The goal of National Parks is to protect natural beauty, biodiversity, and ecosystems, and to promote scientific research, education, and recreation. According to the National Parks Act Preamble (Authorised Version No. 174)WHEREAS it is in the public interest that certain Crown land characterized by its predominantly unspoilt landscape, and its flora, fauna, or other features, should be reserved and preserved and protected permanently for the benefit of the public‘.

However, the attraction of the tourist dollar for land managers and private companies means that many National Parks in Australia are now the focus of economic benefits rather than conservation of these important and often fragile ecosystems.

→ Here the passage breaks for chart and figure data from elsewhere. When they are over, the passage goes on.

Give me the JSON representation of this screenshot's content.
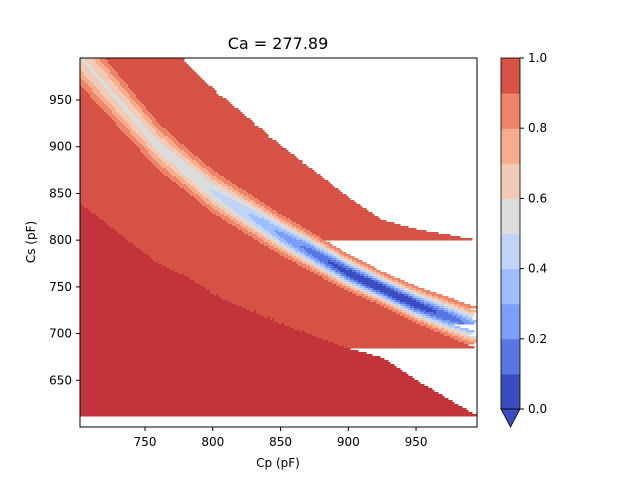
{
  "chart_data": {
    "type": "contourf",
    "title": "Ca = 277.89",
    "xlabel": "Cp (pF)",
    "ylabel": "Cs (pF)",
    "xlim": [
      702,
      995
    ],
    "ylim": [
      600,
      995
    ],
    "x_ticks": [
      "750",
      "800",
      "850",
      "900",
      "950"
    ],
    "x_tick_values": [
      750,
      800,
      850,
      900,
      950
    ],
    "y_ticks": [
      "650",
      "700",
      "750",
      "800",
      "850",
      "900",
      "950"
    ],
    "y_tick_values": [
      650,
      700,
      750,
      800,
      850,
      900,
      950
    ],
    "colorbar": {
      "range": [
        0.0,
        1.0
      ],
      "extend": "min",
      "ticks": [
        "0.0",
        "0.2",
        "0.4",
        "0.6",
        "0.8",
        "1.0"
      ],
      "tick_values": [
        0.0,
        0.2,
        0.4,
        0.6,
        0.8,
        1.0
      ],
      "levels": [
        0.0,
        0.1,
        0.2,
        0.3,
        0.4,
        0.5,
        0.6,
        0.7,
        0.8,
        0.9,
        1.0
      ],
      "colors": [
        "#3b4cc0",
        "#5977e3",
        "#7b9ff9",
        "#9ebeff",
        "#c0d4f5",
        "#dddcdc",
        "#f2cbb7",
        "#f7ac8e",
        "#ee8468",
        "#d65244",
        "#c5333a"
      ]
    },
    "ridge": {
      "description_curve_points": [
        [
          712,
          980
        ],
        [
          760,
          900
        ],
        [
          800,
          852
        ],
        [
          850,
          806
        ],
        [
          900,
          765
        ],
        [
          950,
          731
        ],
        [
          995,
          706
        ]
      ],
      "min_value_point": [
        925,
        742
      ]
    }
  }
}
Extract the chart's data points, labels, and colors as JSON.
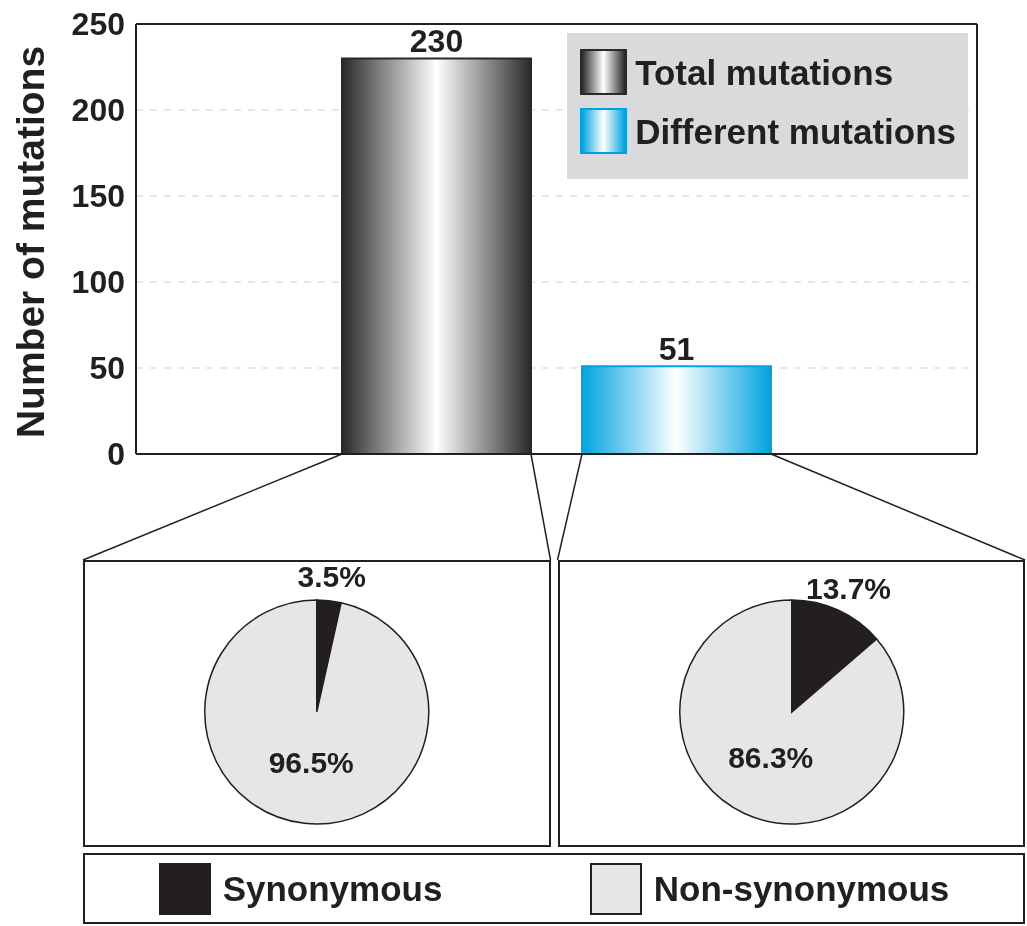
{
  "chart_data": [
    {
      "type": "bar",
      "categories": [
        null
      ],
      "series": [
        {
          "name": "Total mutations",
          "color": "#2b2829",
          "values": [
            230
          ]
        },
        {
          "name": "Different mutations",
          "color": "#00a3e0",
          "values": [
            51
          ]
        }
      ],
      "ylabel": "Number of mutations",
      "ylim": [
        0,
        250
      ],
      "yticks": [
        0,
        50,
        100,
        150,
        200,
        250
      ],
      "grid": "y",
      "legend": "top right",
      "data_labels": true
    },
    {
      "type": "pie",
      "categories": [
        "Synonymous",
        "Non-synonymous"
      ],
      "values": [
        3.5,
        96.5
      ],
      "colors": [
        "#231f20",
        "#e6e6e6"
      ],
      "value_labels": [
        "3.5%",
        "96.5%"
      ],
      "legend": "bottom"
    },
    {
      "type": "pie",
      "categories": [
        null,
        null
      ],
      "values": [
        13.7,
        86.3
      ],
      "colors": [
        "#231f20",
        "#e6e6e6"
      ],
      "value_labels": [
        "13.7%",
        "86.3%"
      ]
    }
  ]
}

National Parks are being viewed by Government, Land Managers, and Tourism bodies as self-funding assets, meaning they are expected to generate serious revenue to support park operations, and to contribute to local economic development, major infrastructure development, local employment, and tourism.

But who serves to benefit?

Not the average Australian. It’s all being done to serve the lucrative tourism market and make our wild places more ‘appealing’ and ‘comfortable’ to the cashed-up tourist, seeking a ‘unique experience’.

In recent years, there has been explosive growth in so-called ‘ecotourism’, with large numbers of ‘consumers’ seeking novel and pampered eco-experiences in remote wilderness locations. They do not seek to preserve nature; they seek to use it to accommodate their own needs. Any time something becomes popular, people want to make money off it. Parks for profit does not provide a long-term sustainable future for our natural world.

The National strategy for the visitor economy, THRIVE 2030 states one of its priorities is to “facilitate investment including through appropriate foreign direct investment programs to create new and refreshed offerings, including by governments working to reduce regulatory barriers to appropriate development of visitor infrastructure such as luxury accommodation in natural environments“.

We all need to think beyond our own needs and desires and consider what the future of our parks looks like for generations to come. We need to protect our Wilderness areas and National Parks for future generations to enjoy.

We only have once chance to do this. That time is now.